On 5/22/20 3:01 PM, Michal Suchánek wrote:
On Thu, May 21, 2020 at 02:52:30PM -0400, Mikulas Patocka wrote:


On Thu, 21 May 2020, Dan Williams wrote:

On Thu, May 21, 2020 at 10:03 AM Aneesh Kumar K.V
<aneesh.ku...@linux.ibm.com> wrote:

Moving on to the patch itself--Aneesh, have you audited other persistent
memory users in the kernel?  For example, drivers/md/dm-writecache.c does
this:

static void writecache_commit_flushed(struct dm_writecache *wc, bool 
wait_for_ios)
{
       if (WC_MODE_PMEM(wc))
               wmb(); <==========
          else
                  ssd_commit_flushed(wc, wait_for_ios);
}

I believe you'll need to make modifications there.

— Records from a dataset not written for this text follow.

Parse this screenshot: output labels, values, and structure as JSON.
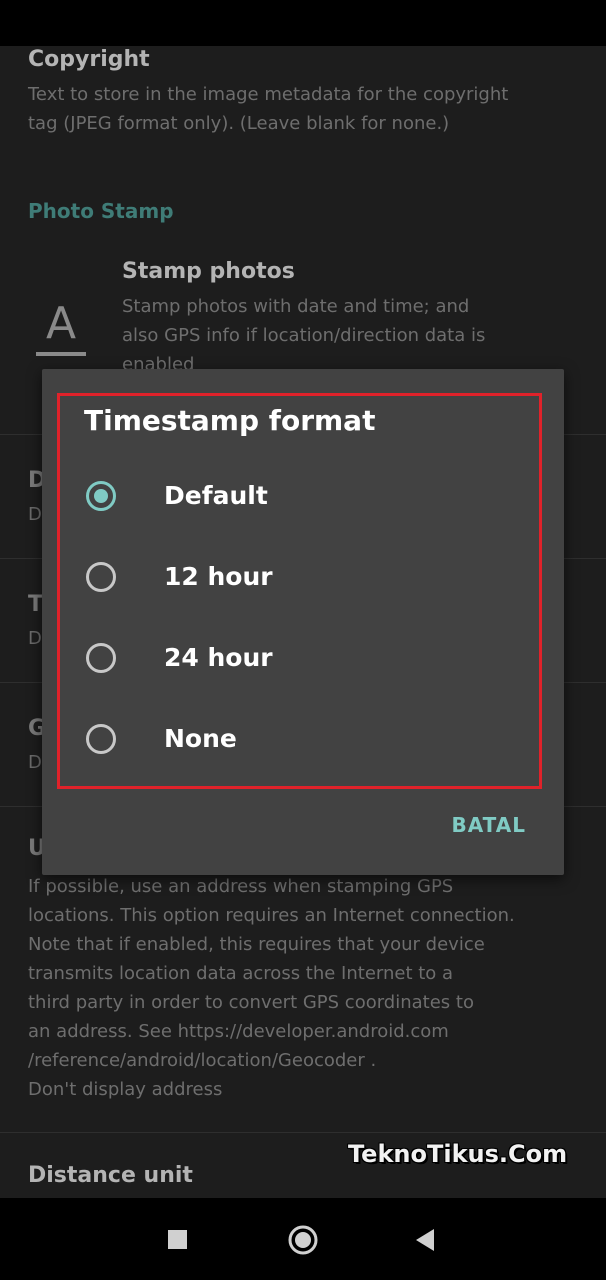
{
  "settings": {
    "copyright": {
      "title": "Copyright",
      "summary": "Text to store in the image metadata for the copyright\ntag (JPEG format only). (Leave blank for none.)"
    },
    "category_photo_stamp": "Photo Stamp",
    "stamp_photos": {
      "title": "Stamp photos",
      "summary": "Stamp photos with date and time; and\nalso GPS info if location/direction data is\nenabled"
    },
    "hidden_rows": [
      {
        "title_initial": "D",
        "summary_initial": "D"
      },
      {
        "title_initial": "T",
        "summary_initial": "D"
      },
      {
        "title_initial": "G",
        "summary_initial": "D"
      },
      {
        "title_initial": "U"
      }
    ],
    "address": {
      "summary": "If possible, use an address when stamping GPS\nlocations. This option requires an Internet connection.\nNote that if enabled, this requires that your device\ntransmits location data across the Internet to a\nthird party in order to convert GPS coordinates to\nan address. See https://developer.android.com\n/reference/android/location/Geocoder .\nDon't display address"
    },
    "distance_unit": {
      "title": "Distance unit"
    }
  },
  "dialog": {
    "title": "Timestamp format",
    "options": [
      {
        "label": "Default",
        "selected": true
      },
      {
        "label": "12 hour",
        "selected": false
      },
      {
        "label": "24 hour",
        "selected": false
      },
      {
        "label": "None",
        "selected": false
      }
    ],
    "cancel_label": "BATAL"
  },
  "watermark": "TeknoTikus.Com",
  "colors": {
    "accent": "#80cbc4",
    "highlight": "#e0222a",
    "dialog_bg": "#424242",
    "background": "#1d1d1d"
  },
  "icons": {
    "stamp": "text-format-icon",
    "nav_recents": "square-icon",
    "nav_home": "circle-icon",
    "nav_back": "triangle-back-icon"
  }
}
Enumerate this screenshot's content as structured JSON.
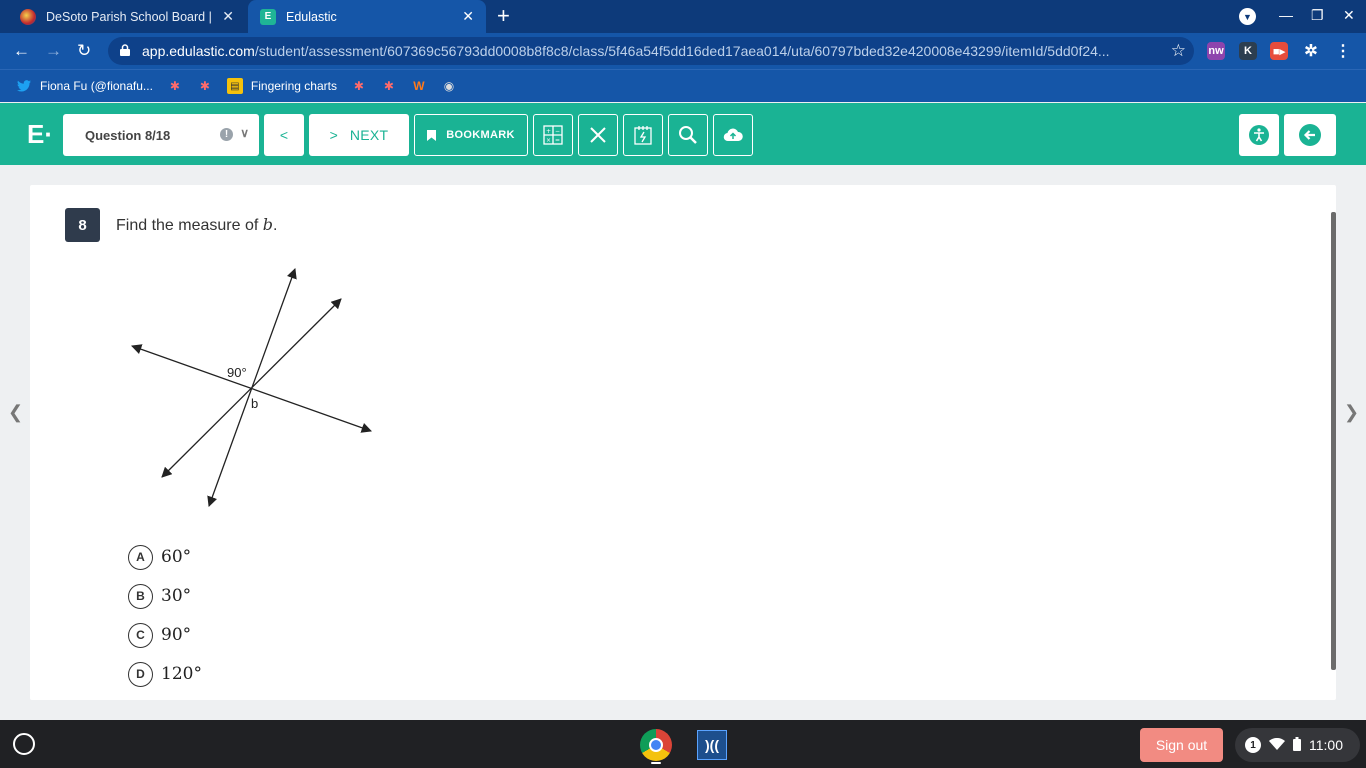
{
  "browser": {
    "tabs": [
      {
        "title": "DeSoto Parish School Board | De",
        "active": false
      },
      {
        "title": "Edulastic",
        "active": true
      }
    ],
    "url_host": "app.edulastic.com",
    "url_path": "/student/assessment/607369c56793dd0008b8f8c8/class/5f46a54f5dd16ded17aea014/uta/60797bded32e420008e43299/itemId/5dd0f24...",
    "bookmarks": [
      {
        "label": "Fiona Fu (@fionafu...",
        "icon": "twitter-icon"
      },
      {
        "label": "",
        "icon": "bookmark-favicon-1"
      },
      {
        "label": "",
        "icon": "bookmark-favicon-2"
      },
      {
        "label": "Fingering charts",
        "icon": "chart-favicon"
      },
      {
        "label": "",
        "icon": "bookmark-favicon-3"
      },
      {
        "label": "",
        "icon": "bookmark-favicon-4"
      },
      {
        "label": "",
        "icon": "w-favicon"
      },
      {
        "label": "",
        "icon": "bookmark-favicon-5"
      }
    ],
    "extensions": [
      {
        "glyph": "nw",
        "color": "#8e44ad"
      },
      {
        "glyph": "K",
        "color": "#2c3e50"
      },
      {
        "glyph": "■▸",
        "color": "#e74c3c"
      }
    ]
  },
  "edulastic": {
    "logo": "E·",
    "question_selector": "Question 8/18",
    "warning_glyph": "!",
    "next_label": "NEXT",
    "bookmark_label": "BOOKMARK",
    "brand_color": "#1ab394"
  },
  "question": {
    "number": "8",
    "stem_prefix": "Find the measure of ",
    "stem_var": "b",
    "stem_suffix": ".",
    "figure": {
      "angle_label": "90°",
      "var_label": "b"
    },
    "choices": [
      {
        "letter": "A",
        "value": "60°"
      },
      {
        "letter": "B",
        "value": "30°"
      },
      {
        "letter": "C",
        "value": "90°"
      },
      {
        "letter": "D",
        "value": "120°"
      }
    ]
  },
  "shelf": {
    "signout_label": "Sign out",
    "notif_count": "1",
    "time": "11:00"
  }
}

Correct. Thanks for catching that.


I don't understand dm much, wondering how this will work with
non-synchronous DAX device?

That's a good point. DM-writecache needs to be cognizant of things
like virtio-pmem that violate the rule that persisent memory writes
can be flushed by CPU functions rather than calling back into the
driver. It seems we need to always make the flush case a dax_operation
callback to account for this.

dm-writecache is normally sitting on the top of dm-linear, so it would
need to pass the wmb() call through the dm core and dm-linear target ...
that would slow it down ... I remember that you already did it this way
some times ago and then removed it.

What's the exact problem with POWER? Could the POWER system have two types
of persistent memory that need two different ways of flushing?

As far as I understand the discussion so far

  - on POWER $oldhardware uses $oldinstruction to ensure pmem consistency
  - on POWER $newhardware uses $newinstruction to ensure pmem consistency
    (compatible with $oldinstruction on $oldhardware)

Correct.

  - on some platforms instead of barrier instruction a callback into the
driver is issued to ensure consistency

This is virtio-pmem only at this point IIUC.



None of this is reflected by the dm driver.